She asked me to pull it out and show her, because science.
I hesitated at first, because you never know whether they’ll think it big or small, depending on their expectations. But for some reason, women always want to see my biggest insecurity. So I showed her, against my better judgment. I usually don’t do that on the first night.
The first thing she said was, “It’s bigger than I imagined.” You damn right, pretty brown girl, I have a huge one. It’s called “The Abandonment Issue” and it started from being last to leave all my relationships. So I figured, a woman can’t leave me if I don’t commit to her *taps brain* As a result, when you call my heart, it goes to voicemail. But my big…insecurity is not the focus; the condition it causes is. I and many others are starting to be Emotionally Unavailable, putting our deepest emotions out of reach to everyone, including those with pure motives. And it is precisely what we must confront and defeat in order to develop healthy relationships.
When a person is emotionally unavailable, they resist any romantic progress that goes past a certain point. They do it because they are so used to disaster that the idea of triumph terrifies them. People who’ve experienced bad outcomes come to accept the bad because it’s familiar, and thus not scary. Then all of a sudden, successful relationships become foreign, further away, and we don’t trust it. And that is perhaps the biggest tragedy.

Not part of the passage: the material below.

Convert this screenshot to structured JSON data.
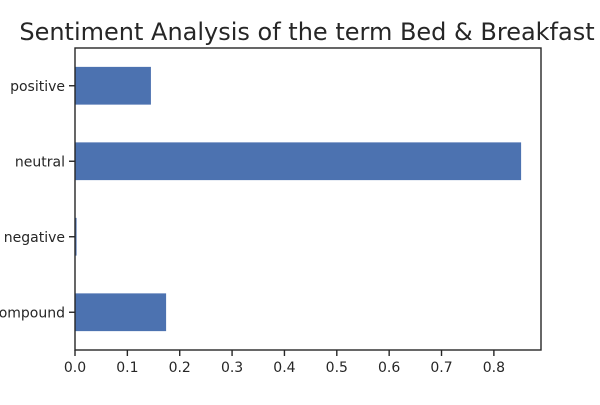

So we sabotage something that could actually work, simply because we don’t trust it. We run from people with characteristics that we need, because it didn’t come in the package that we expected. I’ve done it. You’ve done it. We get exactly what we want, and we are unprepared when it comes. We spend so much time focused on the goal that we neglect to prepare for the reality of having it.

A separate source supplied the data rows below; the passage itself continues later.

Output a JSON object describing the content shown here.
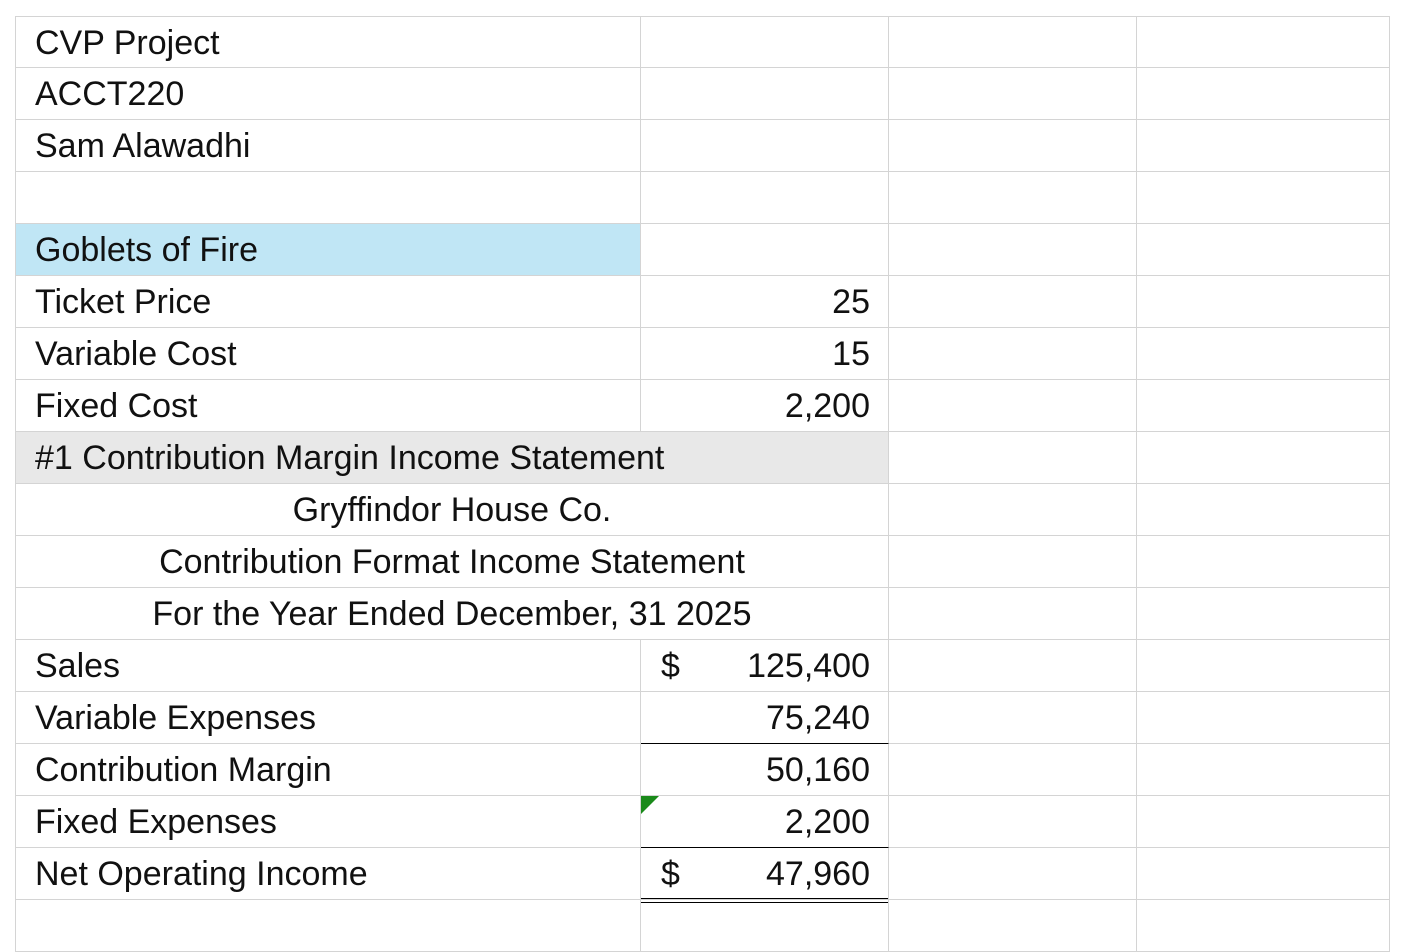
{
  "header": {
    "project": "CVP Project",
    "course": "ACCT220",
    "author": "Sam Alawadhi"
  },
  "inputs": {
    "section_title": "Goblets of Fire",
    "ticket_price_label": "Ticket Price",
    "ticket_price": "25",
    "variable_cost_label": "Variable Cost",
    "variable_cost": "15",
    "fixed_cost_label": "Fixed Cost",
    "fixed_cost": "2,200"
  },
  "statement": {
    "section_title": "#1 Contribution Margin Income Statement",
    "company": "Gryffindor House Co.",
    "title": "Contribution Format Income Statement",
    "period": "For the Year Ended December, 31 2025",
    "currency": "$",
    "rows": [
      {
        "label": "Sales",
        "value": "125,400"
      },
      {
        "label": "Variable Expenses",
        "value": "75,240"
      },
      {
        "label": "Contribution Margin",
        "value": "50,160"
      },
      {
        "label": "Fixed Expenses",
        "value": "2,200"
      },
      {
        "label": "Net Operating Income",
        "value": "47,960"
      }
    ]
  },
  "colors": {
    "highlight_blue": "#c0e6f5",
    "highlight_gray": "#e8e8e8",
    "grid": "#d4d4d4",
    "error_marker": "#1a8a1a"
  }
}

Another reason people are emotionally unavailable is that they have issues from their pasts that they have not resolved. And in the way of foolish reasoning, we forget that the hedge of protection that we grow to keep wrongdoers out, becomes a wall that keeps us in. So we do dumb shit like complaining that we can’t find a mate, then when someone does like us, we be like “nah, not you.” Disqualifying people on the smallest of violations. It’s really just a mask over an insecurity that we’ve not resolved.
There’s nothing wrong with being cautious with those you allow into your inner life. After all, some people truly do seek to manipulate you using your desires, fears and insecurities. But you must use wisdom when determining whether a person seeks to know you in order to play you, or do good. To prepare for a healthy relationship, you have to be prepared to take measured risks. There is no way to experience the fullness of love without making yourself vulnerable.
When he or she asks to see it, you gotta show em. For science, of course.